Add uncertainty tool export covariance functions

sevyharris · sevyharris · commit a14cc50c97ac · 2026-04-23T08:09:53.000-04:00
This commit allows the user to export covariance matrices of a mechanism's estimated uncertainty as numpy arrays`
diff --git a/rmgpy/tools/uncertainty.py b/rmgpy/tools/uncertainty.py
@@ -29,13 +29,15 @@
 
 import os
 import re
+import pickle
 
 import numpy as np
 
 import rmgpy.util as util
 from rmgpy.species import Species
 from rmgpy.tools.data import GenericData
 from rmgpy.tools.plot import parse_csv_data, plot_sensitivity, ReactionSensitivityPlot, ThermoSensitivityPlot
+from rmgpy.kinetics.surface import SurfaceArrheniusBEP, StickingCoefficientBEP, SurfaceArrheniusBEP
 
 
 class ThermoParameterUncertainty(object):
@@ -333,6 +335,9 @@ def __init__(self, species_list=None, reaction_list=None, output_directory=''):
         self.all_kinetic_sources = None
         self.thermo_input_uncertainties = None
         self.kinetic_input_uncertainties = None
+        self.thermo_covariance_matrix = None
+        self.kinetic_covariance_matrix = None
+        self.overall_covariance_matrix = None
         self.output_directory = output_directory if output_directory else os.getcwd()
 
         # For extra species needed for correlated analysis but not in model
@@ -1084,6 +1089,315 @@ def local_analysis(self, sensitive_species, reaction_system_index=0, correlated=
 
         return output
 
+    def get_thermo_covariance_matrix(self):
+        """
+        Export the thermo covariance matrix as a numpy array
+        """
+        assert self.thermo_input_uncertainties is not None, 'Must call assign_parameter_uncertainties first'
+        assert len(self.thermo_input_uncertainties) > 0, 'No thermodynamic parameters found'
+        if isinstance(self.thermo_input_uncertainties[0], np.float64):
+            print("""Warning -- parameter uncertainties assigned without correlations.
+All off diagonals will be zero unless you call assign_parameter_uncertainties(correlated=True)""")

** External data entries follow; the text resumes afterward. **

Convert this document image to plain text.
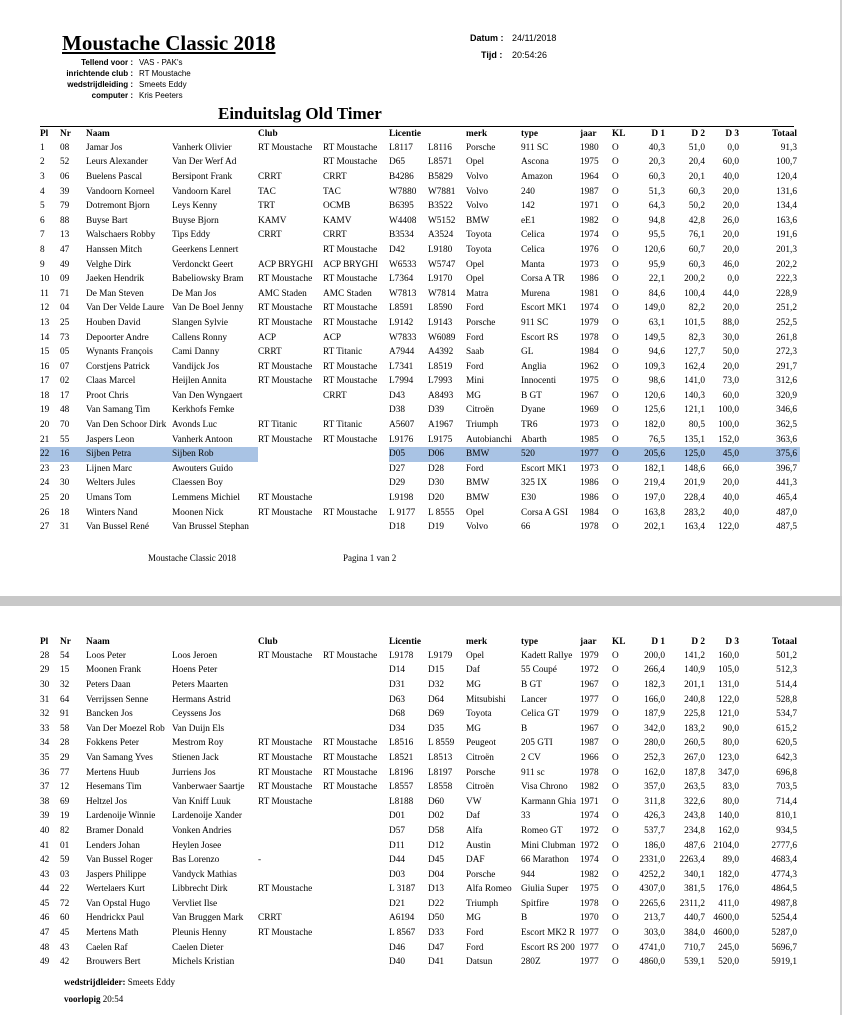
Moustache Classic 2018
Tellend voor : VAS - PAK's
inrichtende club : RT Moustache
wedstrijdleiding : Smeets Eddy
computer : Kris Peeters
Datum : 24/11/2018
Tijd : 20:54:26
Einduitslag Old Timer
Pl	Nr	Naam		Club		Licentie		merk	type	jaar	KL	D 1	D 2	D 3	Totaal
1	08	Jamar Jos	Vanherk Olivier	RT Moustache	RT Moustache	L8117	L8116	Porsche	911 SC	1980	O	40,3	51,0	0,0	91,3
2	52	Leurs Alexander	Van Der Werf Ad		RT Moustache	D65	L8571	Opel	Ascona	1975	O	20,3	20,4	60,0	100,7
3	06	Buelens Pascal	Bersipont Frank	CRRT	CRRT	B4286	B5829	Volvo	Amazon	1964	O	60,3	20,1	40,0	120,4
4	39	Vandoorn Korneel	Vandoorn Karel	TAC	TAC	W7880	W7881	Volvo	240	1987	O	51,3	60,3	20,0	131,6
5	79	Dotremont Bjorn	Leys Kenny	TRT	OCMB	B6395	B3522	Volvo	142	1971	O	64,3	50,2	20,0	134,4
6	88	Buyse Bart	Buyse Bjorn	KAMV	KAMV	W4408	W5152	BMW	eE1	1982	O	94,8	42,8	26,0	163,6
7	13	Walschaers Robby	Tips Eddy	CRRT	CRRT	B3534	A3524	Toyota	Celica	1974	O	95,5	76,1	20,0	191,6
8	47	Hanssen Mitch	Geerkens Lennert		RT Moustache	D42	L9180	Toyota	Celica	1976	O	120,6	60,7	20,0	201,3
9	49	Velghe Dirk	Verdonckt Geert	ACP BRYGHI	ACP BRYGHI	W6533	W5747	Opel	Manta	1973	O	95,9	60,3	46,0	202,2
10	09	Jaeken Hendrik	Babeliowsky Bram	RT Moustache	RT Moustache	L7364	L9170	Opel	Corsa A TR	1986	O	22,1	200,2	0,0	222,3
11	71	De Man Steven	De Man Jos	AMC Staden	AMC Staden	W7813	W7814	Matra	Murena	1981	O	84,6	100,4	44,0	228,9
12	04	Van Der Velde Laure	Van De Boel Jenny	RT Moustache	RT Moustache	L8591	L8590	Ford	Escort MK1	1974	O	149,0	82,2	20,0	251,2
13	25	Houben David	Slangen Sylvie	RT Moustache	RT Moustache	L9142	L9143	Porsche	911 SC	1979	O	63,1	101,5	88,0	252,5
14	73	Depoorter Andre	Callens Ronny	ACP	ACP	W7833	W6089	Ford	Escort RS	1978	O	149,5	82,3	30,0	261,8
15	05	Wynants François	Cami Danny	CRRT	RT Titanic	A7944	A4392	Saab	GL	1984	O	94,6	127,7	50,0	272,3
16	07	Corstjens Patrick	Vandijck Jos	RT Moustache	RT Moustache	L7341	L8519	Ford	Anglia	1962	O	109,3	162,4	20,0	291,7
17	02	Claas Marcel	Heijlen Annita	RT Moustache	RT Moustache	L7994	L7993	Mini	Innocenti	1975	O	98,6	141,0	73,0	312,6
18	17	Proot Chris	Van Den Wyngaert		CRRT	D43	A8493	MG	B GT	1967	O	120,6	140,3	60,0	320,9
19	48	Van Samang Tim	Kerkhofs Femke			D38	D39	Citroën	Dyane	1969	O	125,6	121,1	100,0	346,6
20	70	Van Den Schoor Dirk	Avonds Luc	RT Titanic	RT Titanic	A5607	A1967	Triumph	TR6	1973	O	182,0	80,5	100,0	362,5
21	55	Jaspers Leon	Vanherk Antoon	RT Moustache	RT Moustache	L9176	L9175	Autobianchi	Abarth	1985	O	76,5	135,1	152,0	363,6
22	16	Sijben Petra	Sijben Rob			D05	D06	BMW	520	1977	O	205,6	125,0	45,0	375,6
23	23	Lijnen Marc	Awouters Guido			D27	D28	Ford	Escort MK1	1973	O	182,1	148,6	66,0	396,7
24	30	Welters Jules	Claessen Boy			D29	D30	BMW	325 IX	1986	O	219,4	201,9	20,0	441,3
25	20	Umans Tom	Lemmens Michiel	RT Moustache		L9198	D20	BMW	E30	1986	O	197,0	228,4	40,0	465,4
26	18	Winters Nand	Moonen Nick	RT Moustache	RT Moustache	L 9177	L 8555	Opel	Corsa A GSI	1984	O	163,8	283,2	40,0	487,0
27	31	Van Bussel René	Van Brussel Stephan			D18	D19	Volvo	66	1978	O	202,1	163,4	122,0	487,5
Moustache Classic 2018	Pagina 1 van 2
Pl	Nr	Naam		Club		Licentie		merk	type	jaar	KL	D 1	D 2	D 3	Totaal
28	54	Loos Peter	Loos Jeroen	RT Moustache	RT Moustache	L9178	L9179	Opel	Kadett Rallye	1979	O	200,0	141,2	160,0	501,2
29	15	Moonen Frank	Hoens Peter			D14	D15	Daf	55 Coupé	1972	O	266,4	140,9	105,0	512,3
30	32	Peters Daan	Peters Maarten			D31	D32	MG	B GT	1967	O	182,3	201,1	131,0	514,4
31	64	Verrijssen Senne	Hermans Astrid			D63	D64	Mitsubishi	Lancer	1977	O	166,0	240,8	122,0	528,8
32	91	Bancken Jos	Ceyssens Jos			D68	D69	Toyota	Celica GT	1979	O	187,9	225,8	121,0	534,7
33	58	Van Der Moezel Rob	Van Duijn Els			D34	D35	MG	B	1967	O	342,0	183,2	90,0	615,2
34	28	Fokkens Peter	Mestrom Roy	RT Moustache	RT Moustache	L8516	L 8559	Peugeot	205 GTI	1987	O	280,0	260,5	80,0	620,5
35	29	Van Samang Yves	Stienen Jack	RT Moustache	RT Moustache	L8521	L8513	Citroën	2 CV	1966	O	252,3	267,0	123,0	642,3
36	77	Mertens Huub	Jurriens Jos	RT Moustache	RT Moustache	L8196	L8197	Porsche	911 sc	1978	O	162,0	187,8	347,0	696,8
37	12	Hesemans Tim	Vanberwaer Saartje	RT Moustache	RT Moustache	L8557	L8558	Citroën	Visa Chrono	1982	O	357,0	263,5	83,0	703,5
38	69	Heltzel Jos	Van Kniff Luuk	RT Moustache		L8188	D60	VW	Karmann Ghia	1971	O	311,8	322,6	80,0	714,4
39	19	Lardenoije Winnie	Lardenoije Xander			D01	D02	Daf	33	1974	O	426,3	243,8	140,0	810,1
40	82	Bramer Donald	Vonken Andries			D57	D58	Alfa	Romeo GT	1972	O	537,7	234,8	162,0	934,5
41	01	Lenders Johan	Heylen Josee			D11	D12	Austin	Mini Clubman	1972	O	186,0	487,6	2104,0	2777,6
42	59	Van Bussel Roger	Bas Lorenzo	-		D44	D45	DAF	66 Marathon	1974	O	2331,0	2263,4	89,0	4683,4
43	03	Jaspers Philippe	Vandyck Mathias			D03	D04	Porsche	944	1982	O	4252,2	340,1	182,0	4774,3
44	22	Wertelaers Kurt	Libbrecht Dirk	RT Moustache		L 3187	D13	Alfa Romeo	Giulia Super	1975	O	4307,0	381,5	176,0	4864,5
45	72	Van Opstal Hugo	Vervliet Ilse			D21	D22	Triumph	Spitfire	1978	O	2265,6	2311,2	411,0	4987,8
46	60	Hendrickx Paul	Van Bruggen Mark	CRRT		A6194	D50	MG	B	1970	O	213,7	440,7	4600,0	5254,4
47	45	Mertens Math	Pleunis Henny	RT Moustache		L 8567	D33	Ford	Escort MK2 R	1977	O	303,0	384,0	4600,0	5287,0
48	43	Caelen Raf	Caelen Dieter			D46	D47	Ford	Escort RS 200	1977	O	4741,0	710,7	245,0	5696,7
49	42	Brouwers Bert	Michels Kristian			D40	D41	Datsun	280Z	1977	O	4860,0	539,1	520,0	5919,1
wedstrijdleider: Smeets Eddy
voorlopig 20:54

+            self.thermo_covariance_matrix = np.float_power(np.diag(self.thermo_input_uncertainties), 2.0)
+            return self.thermo_covariance_matrix
+
+        self.thermo_covariance_matrix = np.zeros((len(self.species_list), len(self.species_list)))
+
+        for i in range(len(self.species_list)):
+            for j in range(len(self.species_list)):
+
+                # assuming only sources that match are correlated
+                for source_i in self.thermo_input_uncertainties[i].keys():
+                    if source_i in self.thermo_input_uncertainties[j].keys():
+                        self.thermo_covariance_matrix[i, j] += self.thermo_input_uncertainties[i][source_i] * self.thermo_input_uncertainties[j][source_i]
+
+        # load correlations between adsorbates calculated with BEEF vdW
+        # load the saved species ensemble data: this includes a numpy matrix of dG values for each species and a pickle of the species adjacency list
+        if self.thermo_corr_dir is not None:
+            def get_i_spec(spec, species_list):
+                for i in range(len(species_list)):
+                    if spec.is_isomorphic(species_list[i]):
+                        return i
+                return None
+
+            def get_i_group(group, group_list):
+                for i in range(len(group_list)):
+                    if group.is_identical(group_list[i]):
+                        return i
+                return None
+
+            # load the ensemble data
+            # TODO - generalize this
+            my_library = 'surfaceThermoPt111'
+            corr_thermo_data_file = os.path.join(self.thermo_corr_dir, f'{my_library}_cov.npy')
+            self.thermo_corr_data = {my_library: np.load(corr_thermo_data_file) / 4.18 / 4.18}  # convert from kJ^2/mol^2 to kcal^2/mol^2
+            molecules_file = os.path.join(os.path.join(self.thermo_corr_dir, f'{my_library}_molecules.pickle'))
+            with open(molecules_file, 'rb') as f:
+                # this should be a list of molecule adjacency lists
+                molecules_data = pickle.load(f)
+            correlated_species = []
+            for i in range(len(molecules_data)):
+                sp = Species().from_adjacency_list(molecules_data[i])
+                correlated_species.append(sp)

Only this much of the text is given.